CMake Command Line Configuration (Ubuntu Only)

Note that this step is unnecessary if you already used the CMake GUI alternative.

Create a build folder in the root OpenPose folder, where you will build the library –

cd openpose
mkdir build
cd build

The next step is to generate the Makefiles. Now there can be multiple scenarios based on what the user already has e.x. Caffe might be already installed and the user might be interested in building OpenPose against that version of Caffe instead of requiring OpenPose to build Caffe from scratch.

Scenario 1 - Caffe not installed and OpenCV installed using <tt>apt-get</tt>

In the build directory, run the below command –

cmake ..

Scenario 2 - Caffe installed and OpenCV build from source

In this example, we assume that Caffe and OpenCV are already present. The user needs to supply the paths of the libraries and the include directories to CMake. For OpenCV, specify the include directories and the libraries directory using OpenCV_INCLUDE_DIRS and OpenCV_LIBS_DIR variables respectively. Alternatively, the user can also specify the path to the OpenCVConfig.cmake file by setting the OpenCV_CONFIG_FILE variable. For Caffe, specify the include directory and library using the Caffe_INCLUDE_DIRS and Caffe_LIBS variables. This will be where you installed Caffe.
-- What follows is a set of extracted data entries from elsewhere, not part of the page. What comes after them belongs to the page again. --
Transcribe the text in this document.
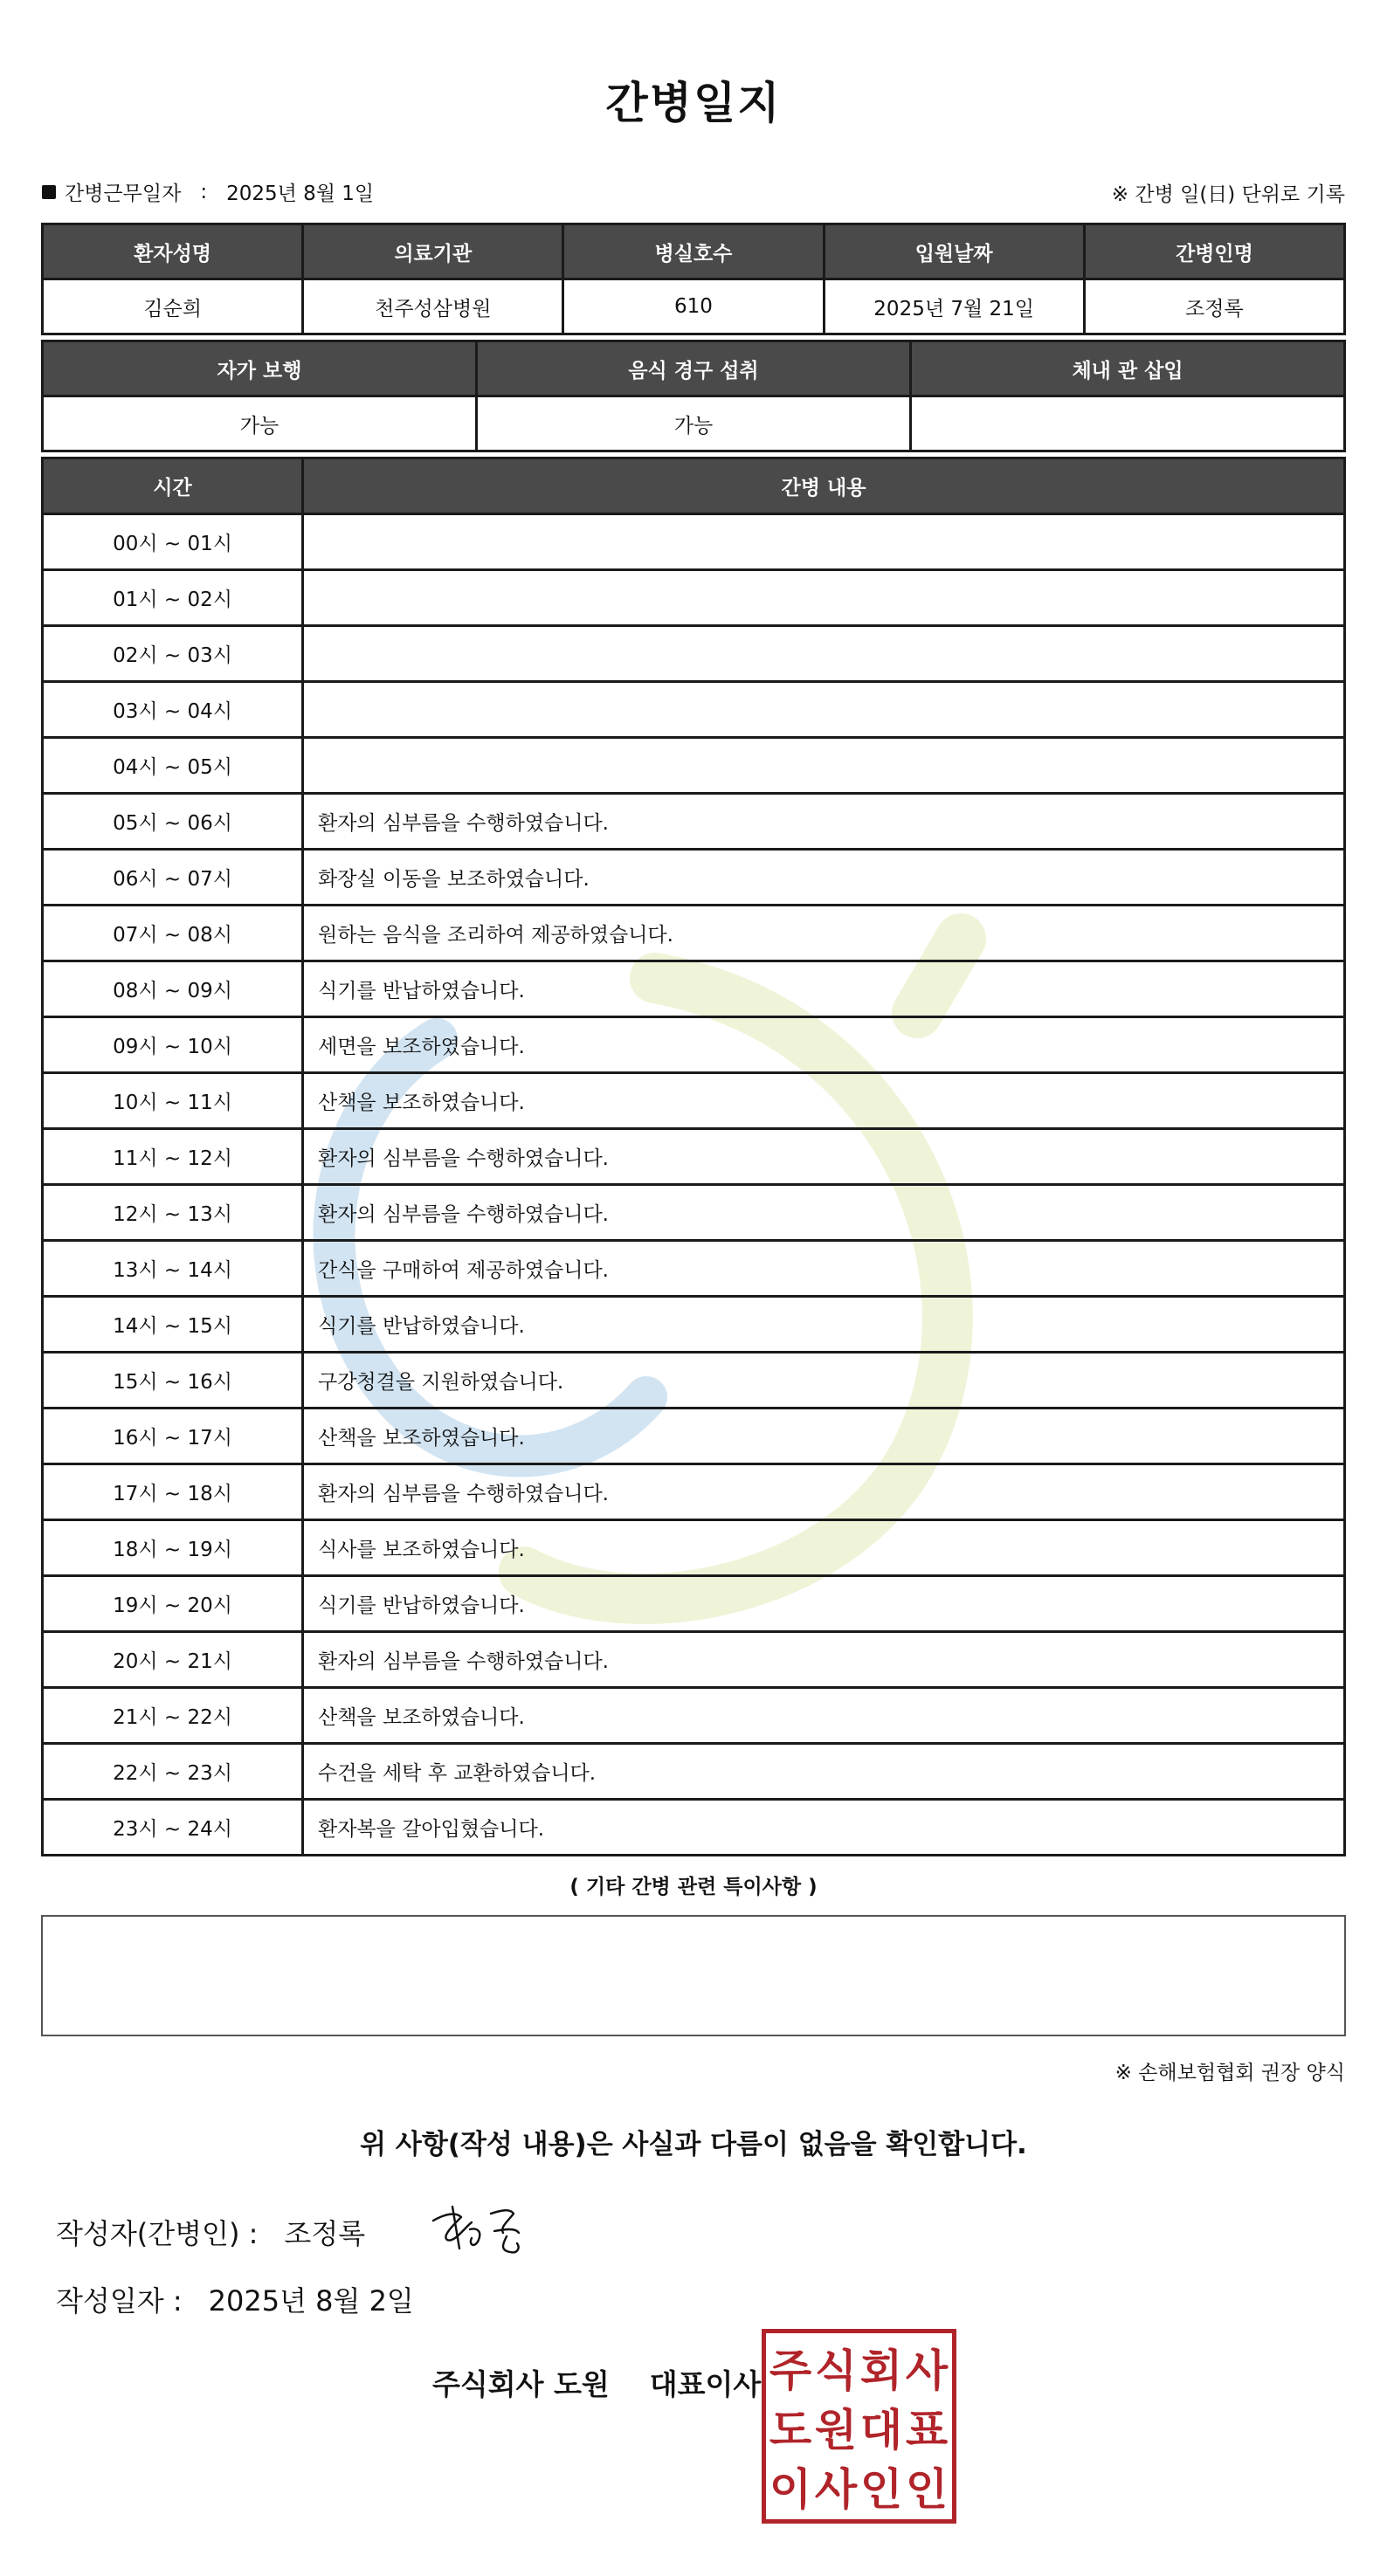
간병일지
간병근무일자 : 2025년 8월 1일	※ 간병 일(日) 단위로 기록
환자성명	의료기관	병실호수	입원날짜	간병인명
김순희	천주성삼병원	610	2025년 7월 21일	조정록
자가 보행	음식 경구 섭취	체내 관 삽입
가능	가능	
시간	간병 내용
00시 ~ 01시	
01시 ~ 02시	
02시 ~ 03시	
03시 ~ 04시	
04시 ~ 05시	
05시 ~ 06시	환자의 심부름을 수행하였습니다.
06시 ~ 07시	화장실 이동을 보조하였습니다.
07시 ~ 08시	원하는 음식을 조리하여 제공하였습니다.
08시 ~ 09시	식기를 반납하였습니다.
09시 ~ 10시	세면을 보조하였습니다.
10시 ~ 11시	산책을 보조하였습니다.
11시 ~ 12시	환자의 심부름을 수행하였습니다.
12시 ~ 13시	환자의 심부름을 수행하였습니다.
13시 ~ 14시	간식을 구매하여 제공하였습니다.
14시 ~ 15시	식기를 반납하였습니다.
15시 ~ 16시	구강청결을 지원하였습니다.
16시 ~ 17시	산책을 보조하였습니다.
17시 ~ 18시	환자의 심부름을 수행하였습니다.
18시 ~ 19시	식사를 보조하였습니다.
19시 ~ 20시	식기를 반납하였습니다.
20시 ~ 21시	환자의 심부름을 수행하였습니다.
21시 ~ 22시	산책을 보조하였습니다.
22시 ~ 23시	수건을 세탁 후 교환하였습니다.
23시 ~ 24시	환자복을 갈아입혔습니다.
( 기타 간병 관련 특이사항 )
※ 손해보험협회 권장 양식
위 사항(작성 내용)은 사실과 다름이 없음을 확인합니다.
작성자(간병인) : 조정록
작성일자 : 2025년 8월 2일
주식회사 도원 대표이사 주 식 회 사
도 원 대 표
이 사 인 인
Below is an example of the same.

cmake -DOpenCV_INCLUDE_DIRS=/home/"${USER}"/softwares/opencv/build/install/include \
-DOpenCV_LIBS_DIR=/home/"${USER}"/softwares/opencv/build/install/lib \
-DCaffe_INCLUDE_DIRS=/home/"${USER}"/softwares/caffe/build/install/include \
-DCaffe_LIBS=/home/"${USER}"/softwares/caffe/build/install/lib/libcaffe.so -DBUILD_CAFFE=OFF ..
cmake -DOpenCV_CONFIG_FILE=/home/"${USER}"/softwares/opencv/build/install/share/OpenCV/OpenCVConfig.cmake \
-DCaffe_INCLUDE_DIRS=/home/"${USER}"/softwares/caffe/build/install/include \
-DCaffe_LIBS=/home/"${USER}"/softwares/caffe/build/install/lib/libcaffe.so -DBUILD_CAFFE=OFF ..

Scenario 3 - OpenCV already installed

If Caffe is not already present but OpenCV is, then use the below command.
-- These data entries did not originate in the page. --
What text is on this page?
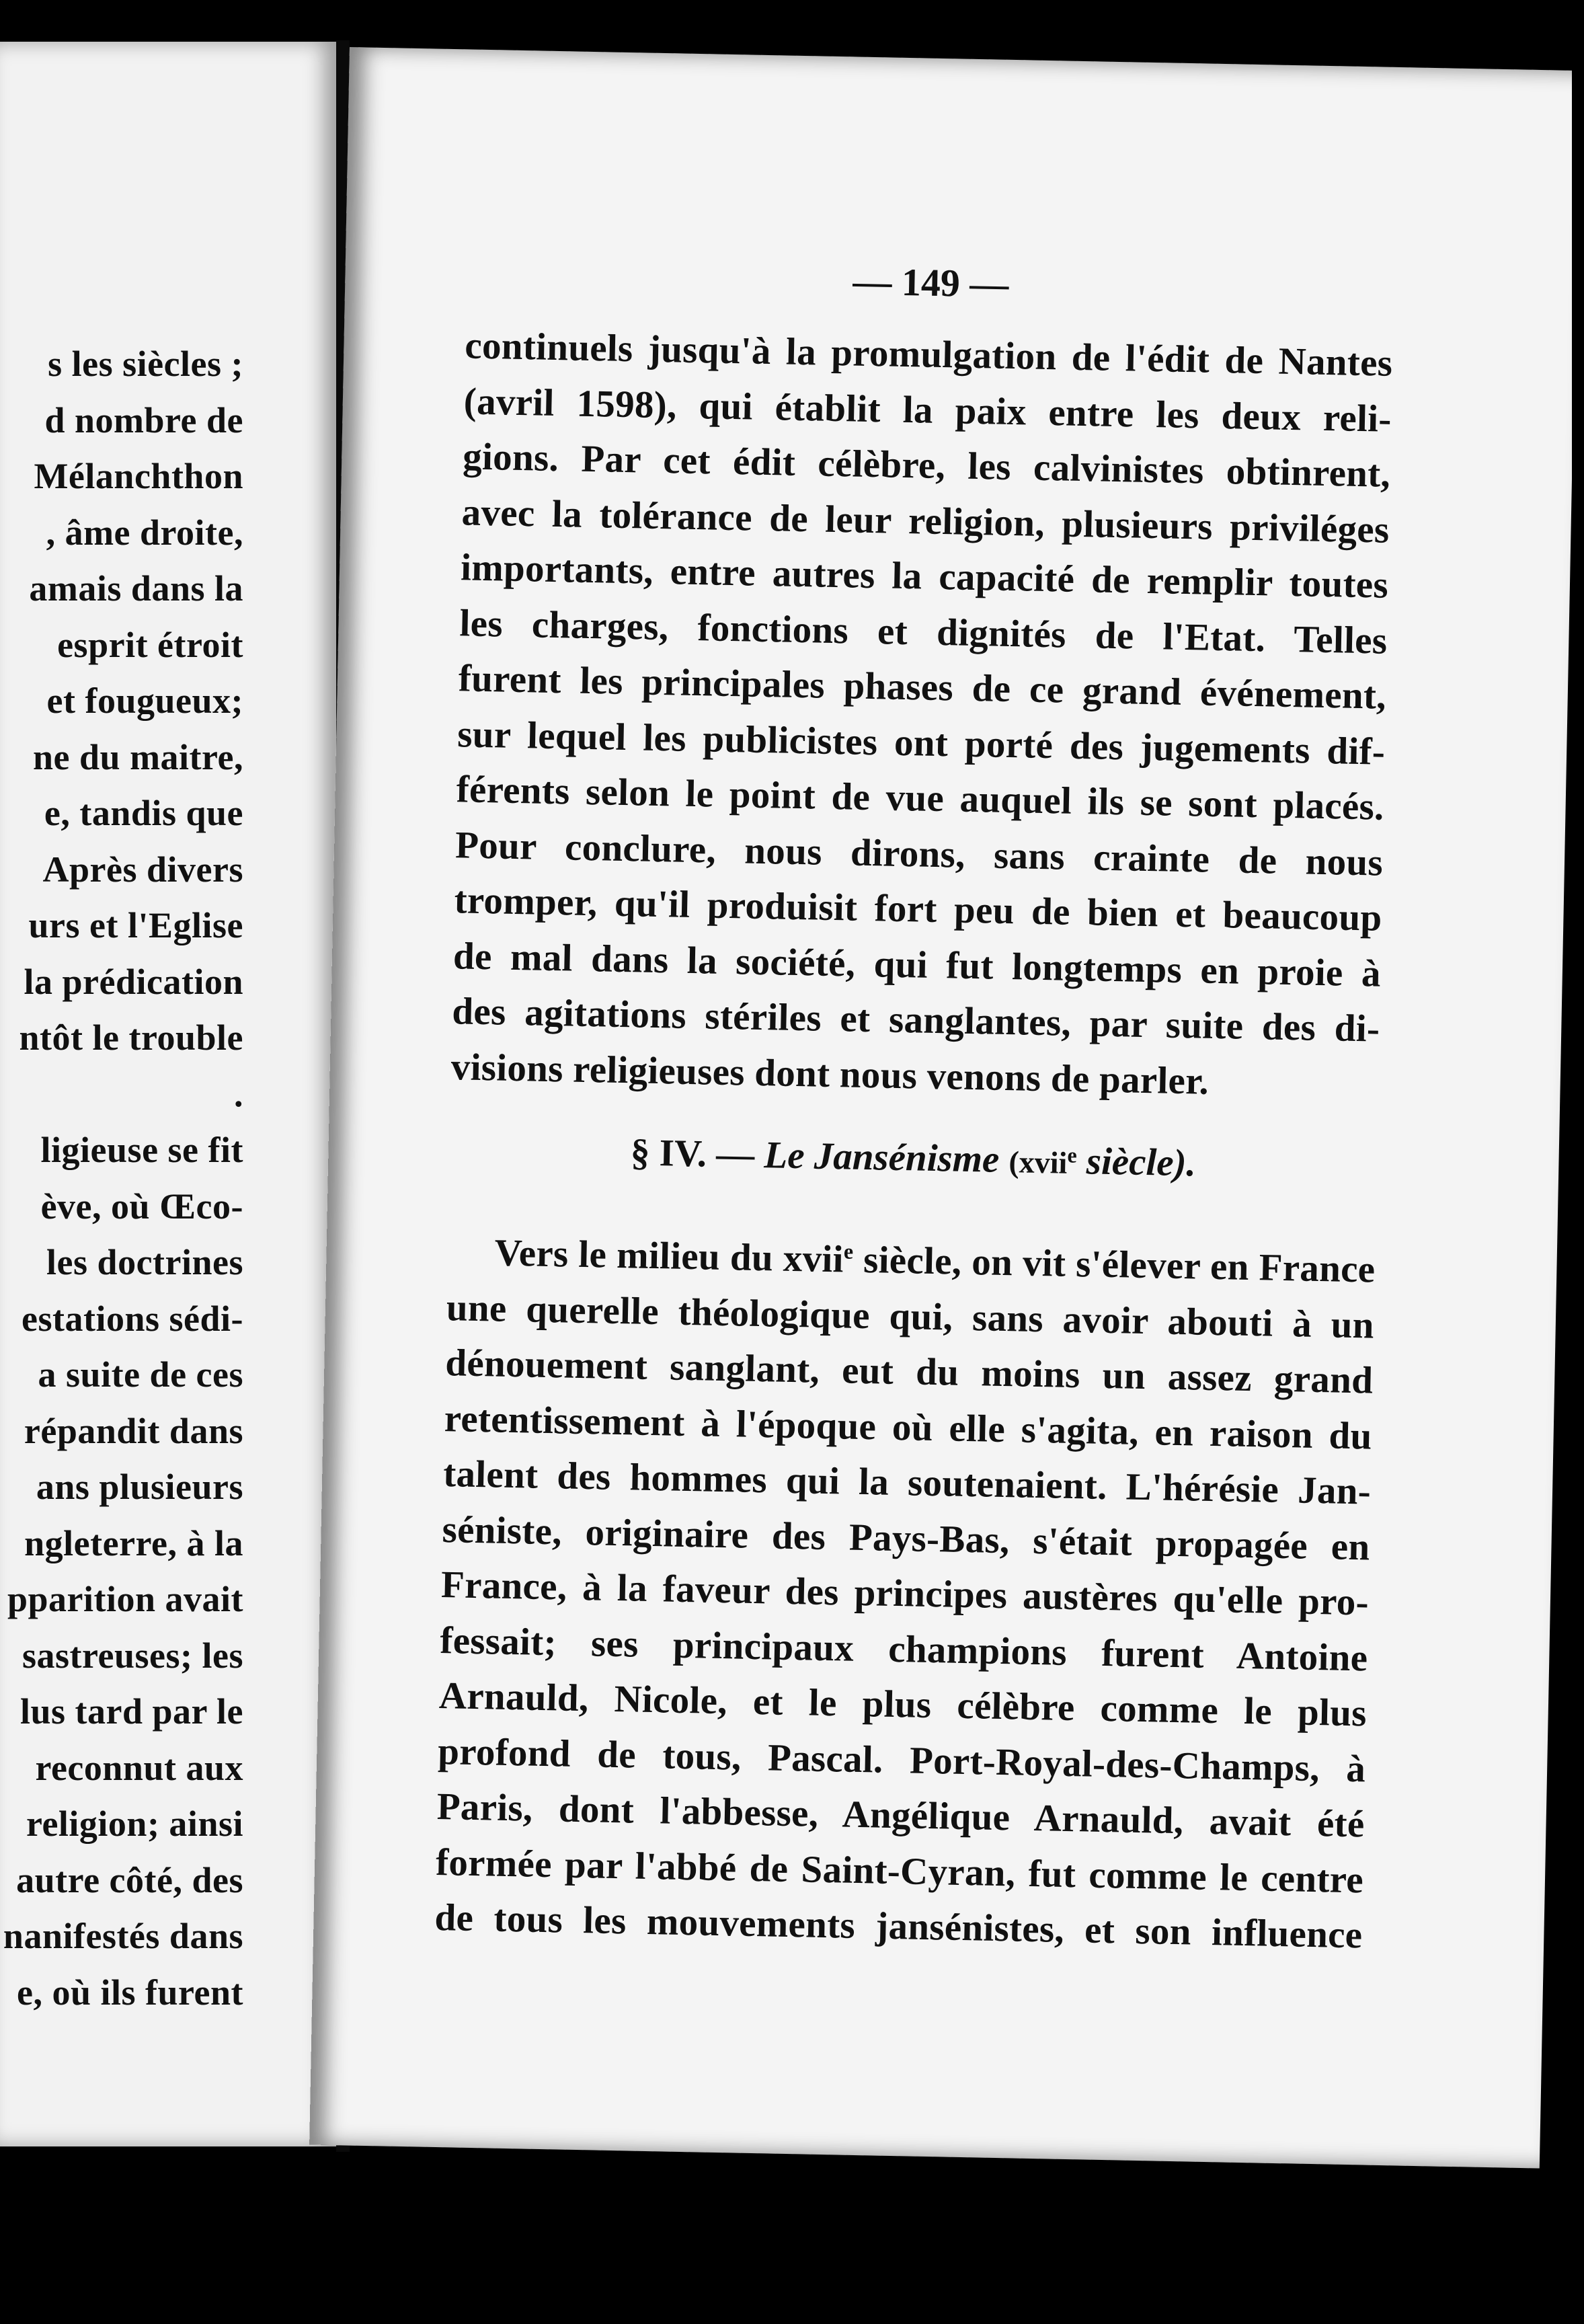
s les siècles ;
d nombre de
Mélanchthon
, âme droite,
amais dans la
esprit étroit
et fougueux;
ne du maitre,
e, tandis que
Après divers
urs et l'Eglise
la prédication
ntôt le trouble
.
ligieuse se fit
ève, où Œco-
les doctrines
estations sédi-
a suite de ces
répandit dans
ans plusieurs
ngleterre, à la
pparition avait
sastreuses; les
lus tard par le
reconnut aux
religion; ainsi
autre côté, des
nanifestés dans
e, où ils furent
— 149 —
continuels jusqu'à la promulgation de l'édit de Nantes
(avril 1598), qui établit la paix entre les deux reli-
gions. Par cet édit célèbre, les calvinistes obtinrent,
avec la tolérance de leur religion, plusieurs priviléges
importants, entre autres la capacité de remplir toutes
les charges, fonctions et dignités de l'Etat. Telles
furent les principales phases de ce grand événement,
sur lequel les publicistes ont porté des jugements dif-
férents selon le point de vue auquel ils se sont placés.
Pour conclure, nous dirons, sans crainte de nous
tromper, qu'il produisit fort peu de bien et beaucoup
de mal dans la société, qui fut longtemps en proie à
des agitations stériles et sanglantes, par suite des di-
visions religieuses dont nous venons de parler.
§ IV. — Le Jansénisme (xvii$^e$ siècle).
Vers le milieu du xvii$^e$ siècle, on vit s'élever en France
une querelle théologique qui, sans avoir abouti à un
dénouement sanglant, eut du moins un assez grand
retentissement à l'époque où elle s'agita, en raison du
talent des hommes qui la soutenaient. L'hérésie Jan-
séniste, originaire des Pays-Bas, s'était propagée en
France, à la faveur des principes austères qu'elle pro-
fessait; ses principaux champions furent Antoine
Arnauld, Nicole, et le plus célèbre comme le plus
profond de tous, Pascal. Port-Royal-des-Champs, à
Paris, dont l'abbesse, Angélique Arnauld, avait été
formée par l'abbé de Saint-Cyran, fut comme le centre
de tous les mouvements jansénistes, et son influence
cmake -DOpenCV_INCLUDE_DIRS=/home/"${USER}"/softwares/opencv/build/install/include \
-DOpenCV_LIBS_DIR=/home/"${USER}"/softwares/opencv/build/install/lib ..
cmake -DOpenCV_CONFIG_FILE=/home/"${USER}"/softwares/opencv/build/install/share/OpenCV/OpenCVConfig.cmake ..

Any Other Scenario

You can check the CMake online documentation to check all the options that CMake provides and its analogs to the CMake-gui ones that we show on this document.